In an ever-more interconnected world, finding common ground on morals is difficult, meaning would-be pariahs like Mel Gibson or Roman Polanski meet with only scattered and ephemeral outrage.
The one-two celebrity scandal update on Mel Gibson and director Roman Polanski – in which Mr. Gibson is being tarred as a pariah for his abusive language while Mr. Polanski, a self-confessed child molester, has been freed by Swiss authorities – points to what everyone from public relations specialists to religious leaders and academics call an increasingly loose moral terrain.
Today’s pariah is tomorrow’s successful artist, politician, or even corporation, and in fact, the very notion of a pariah or social outcast itself may be disappearing. “The idea of a pariah suggests uniform community standards we all agree upon,” says Alan Wolfe, author of Moral Freedom: The Search for Virtue in a World of Choice.” With a world of increasingly interconnected value systems and cultural beliefs, that sense of uniform moral clarity is fast disappearing. “We may be moving into the era of temporary pariah status, at the most,” he says.

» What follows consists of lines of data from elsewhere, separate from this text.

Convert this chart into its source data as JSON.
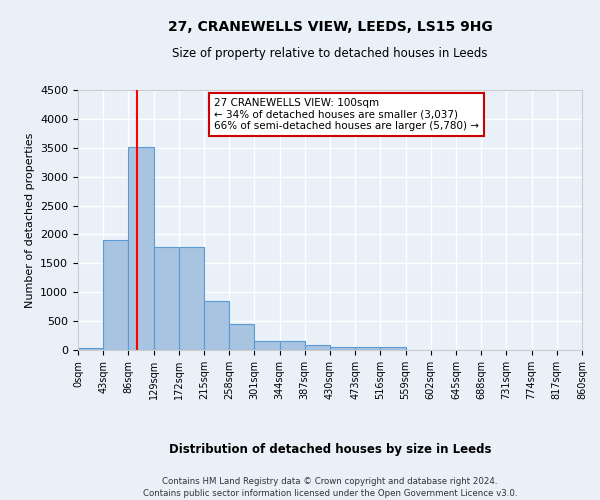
{
  "title1": "27, CRANEWELLS VIEW, LEEDS, LS15 9HG",
  "title2": "Size of property relative to detached houses in Leeds",
  "xlabel": "Distribution of detached houses by size in Leeds",
  "ylabel": "Number of detached properties",
  "bin_labels": [
    "0sqm",
    "43sqm",
    "86sqm",
    "129sqm",
    "172sqm",
    "215sqm",
    "258sqm",
    "301sqm",
    "344sqm",
    "387sqm",
    "430sqm",
    "473sqm",
    "516sqm",
    "559sqm",
    "602sqm",
    "645sqm",
    "688sqm",
    "731sqm",
    "774sqm",
    "817sqm",
    "860sqm"
  ],
  "bar_values": [
    40,
    1910,
    3510,
    1775,
    1775,
    840,
    450,
    160,
    155,
    90,
    60,
    55,
    55,
    0,
    0,
    0,
    0,
    0,
    0,
    0
  ],
  "bar_color": "#a8c4e0",
  "bar_edge_color": "#5b9bd5",
  "ylim": [
    0,
    4500
  ],
  "yticks": [
    0,
    500,
    1000,
    1500,
    2000,
    2500,
    3000,
    3500,
    4000,
    4500
  ],
  "annotation_text": "27 CRANEWELLS VIEW: 100sqm\n← 34% of detached houses are smaller (3,037)\n66% of semi-detached houses are larger (5,780) →",
  "annotation_box_color": "#ffffff",
  "annotation_box_edge": "#cc0000",
  "red_line_x": 2.33,
  "footnote1": "Contains HM Land Registry data © Crown copyright and database right 2024.",
  "footnote2": "Contains public sector information licensed under the Open Government Licence v3.0.",
  "background_color": "#eaf0f8",
  "grid_color": "#ffffff"
}
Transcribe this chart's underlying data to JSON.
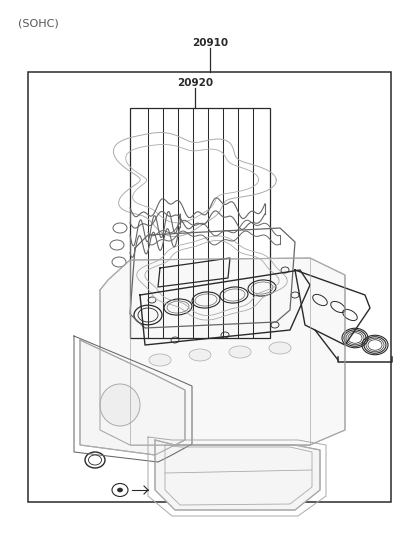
{
  "title": "(SOHC)",
  "label_20910": "20910",
  "label_20920": "20920",
  "bg_color": "#ffffff",
  "line_color_dark": "#2a2a2a",
  "line_color_light": "#aaaaaa",
  "line_color_med": "#666666",
  "text_color": "#555555"
}
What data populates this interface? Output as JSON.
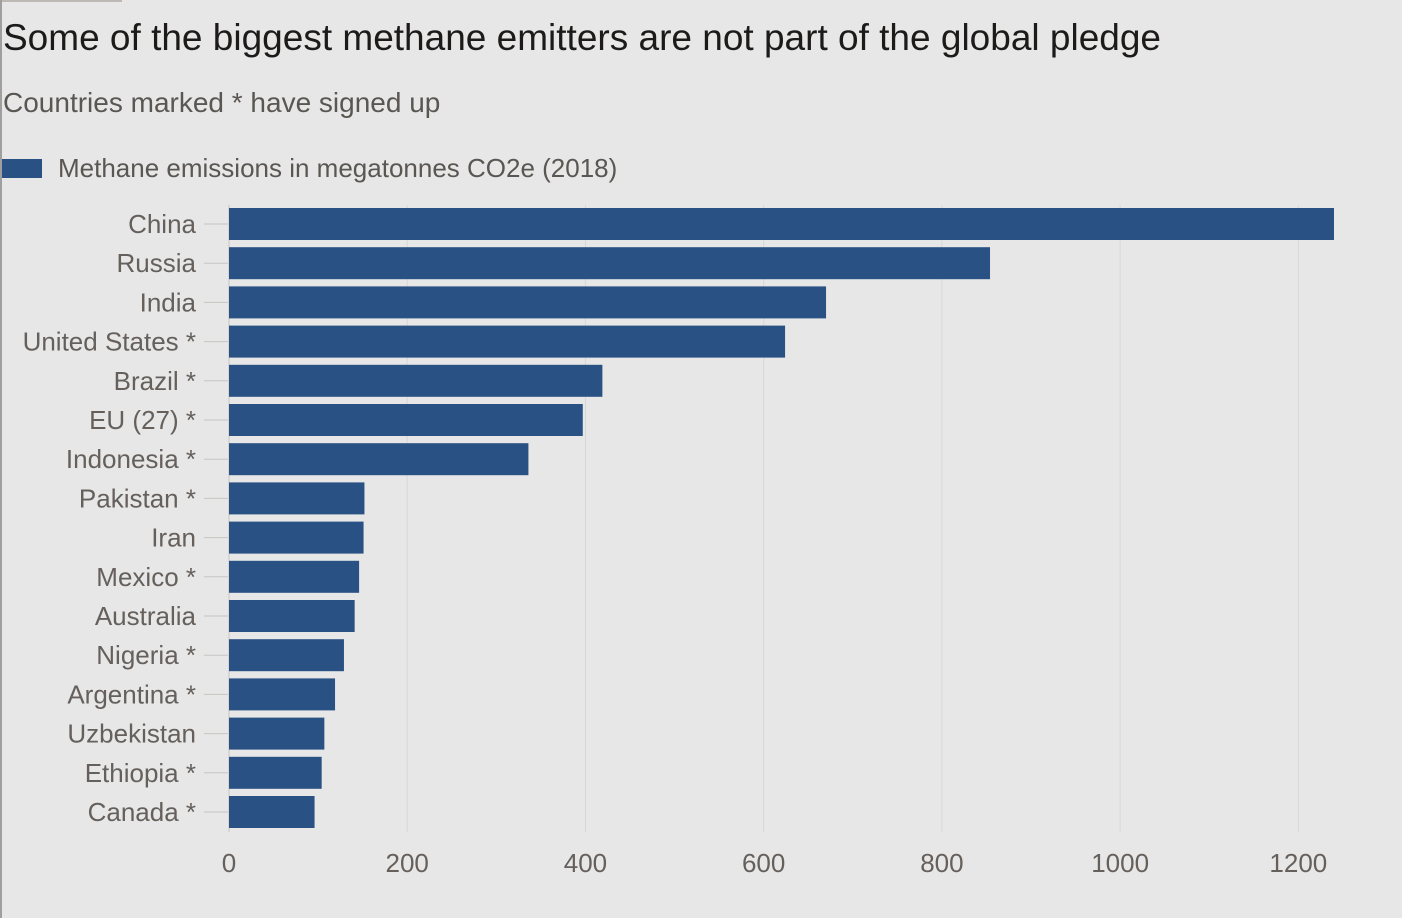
{
  "chart_data": {
    "type": "bar",
    "orientation": "horizontal",
    "title": "Some of the biggest methane emitters are not part of the global pledge",
    "subtitle": "Countries marked * have signed up",
    "legend": [
      "Methane emissions in megatonnes CO2e (2018)"
    ],
    "legend_placement": "top-left",
    "categories": [
      "China",
      "Russia",
      "India",
      "United States *",
      "Brazil *",
      "EU (27) *",
      "Indonesia *",
      "Pakistan *",
      "Iran",
      "Mexico *",
      "Australia",
      "Nigeria *",
      "Argentina *",
      "Uzbekistan",
      "Ethiopia *",
      "Canada *"
    ],
    "series": [
      {
        "name": "Methane emissions in megatonnes CO2e (2018)",
        "values": [
          1240,
          854,
          670,
          624,
          419,
          397,
          336,
          152,
          151,
          146,
          141,
          129,
          119,
          107,
          104,
          96
        ]
      }
    ],
    "x_ticks": [
      0,
      200,
      400,
      600,
      800,
      1000,
      1200
    ],
    "xlim": [
      0,
      1240
    ],
    "grid": true,
    "colors": {
      "bar": "#2a5184",
      "background": "#e7e7e7"
    }
  }
}
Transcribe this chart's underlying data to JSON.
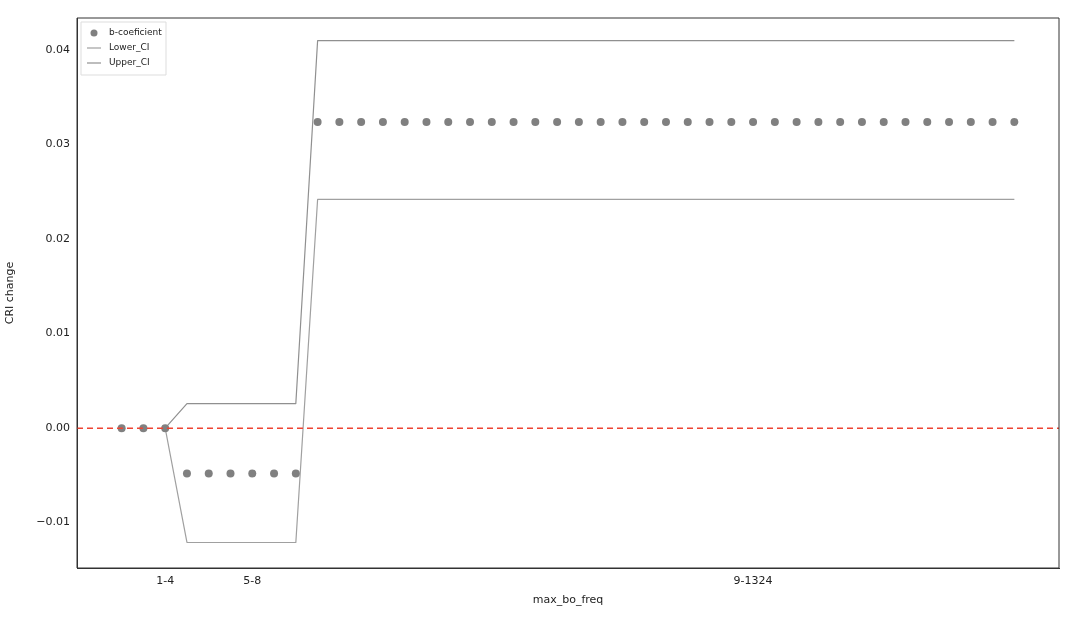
{
  "chart_data": {
    "type": "scatter",
    "xlabel": "max_bo_freq",
    "ylabel": "CRI change",
    "categories": [
      null,
      null,
      "1-4",
      null,
      null,
      null,
      "5-8",
      null,
      null,
      null,
      null,
      null,
      null,
      null,
      null,
      null,
      null,
      null,
      null,
      null,
      null,
      null,
      null,
      null,
      null,
      null,
      null,
      null,
      null,
      "9-1324",
      null,
      null,
      null,
      null,
      null,
      null,
      null,
      null,
      null,
      null,
      null,
      null
    ],
    "series": [
      {
        "name": "b-coeficient",
        "type": "scatter",
        "marker": "circle",
        "color": "#808080",
        "values": [
          0,
          0,
          0,
          -0.0048,
          -0.0048,
          -0.0048,
          -0.0048,
          -0.0048,
          -0.0048,
          0.0324,
          0.0324,
          0.0324,
          0.0324,
          0.0324,
          0.0324,
          0.0324,
          0.0324,
          0.0324,
          0.0324,
          0.0324,
          0.0324,
          0.0324,
          0.0324,
          0.0324,
          0.0324,
          0.0324,
          0.0324,
          0.0324,
          0.0324,
          0.0324,
          0.0324,
          0.0324,
          0.0324,
          0.0324,
          0.0324,
          0.0324,
          0.0324,
          0.0324,
          0.0324,
          0.0324,
          0.0324,
          0.0324
        ]
      },
      {
        "name": "Lower_CI",
        "type": "line",
        "color": "#a0a0a0",
        "values": [
          null,
          null,
          0,
          -0.0121,
          -0.0121,
          -0.0121,
          -0.0121,
          -0.0121,
          -0.0121,
          0.0242,
          0.0242,
          0.0242,
          0.0242,
          0.0242,
          0.0242,
          0.0242,
          0.0242,
          0.0242,
          0.0242,
          0.0242,
          0.0242,
          0.0242,
          0.0242,
          0.0242,
          0.0242,
          0.0242,
          0.0242,
          0.0242,
          0.0242,
          0.0242,
          0.0242,
          0.0242,
          0.0242,
          0.0242,
          0.0242,
          0.0242,
          0.0242,
          0.0242,
          0.0242,
          0.0242,
          0.0242,
          0.0242
        ]
      },
      {
        "name": "Upper_CI",
        "type": "line",
        "color": "#909090",
        "values": [
          null,
          null,
          0,
          0.0026,
          0.0026,
          0.0026,
          0.0026,
          0.0026,
          0.0026,
          0.041,
          0.041,
          0.041,
          0.041,
          0.041,
          0.041,
          0.041,
          0.041,
          0.041,
          0.041,
          0.041,
          0.041,
          0.041,
          0.041,
          0.041,
          0.041,
          0.041,
          0.041,
          0.041,
          0.041,
          0.041,
          0.041,
          0.041,
          0.041,
          0.041,
          0.041,
          0.041,
          0.041,
          0.041,
          0.041,
          0.041,
          0.041,
          0.041
        ]
      }
    ],
    "ylim": [
      -0.0148,
      0.0434
    ],
    "yticks": [
      {
        "value": -0.01,
        "label": "−0.01"
      },
      {
        "value": 0,
        "label": "0.00"
      },
      {
        "value": 0.01,
        "label": "0.01"
      },
      {
        "value": 0.02,
        "label": "0.02"
      },
      {
        "value": 0.03,
        "label": "0.03"
      },
      {
        "value": 0.04,
        "label": "0.04"
      }
    ],
    "ref_lines": [
      {
        "axis": "y",
        "value": 0,
        "color": "#ee4433",
        "line_style": "dashed"
      }
    ],
    "grid": false,
    "legend": "top left",
    "line_style": "solid"
  }
}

Family counselor and author of 22 books on spirituality in modern life, Rabbi Shmuley Boteach calls this a time of “valuelessness,” one in which the only shared value is winning. “When kids cheat on tests these days, the message they get is not that it’s bad to cheat, but that it’s bad to do badly on the test,” he says, pointing out what he considers the bottom line in a competitive, consumer culture. “The only thing we punish now is failure.”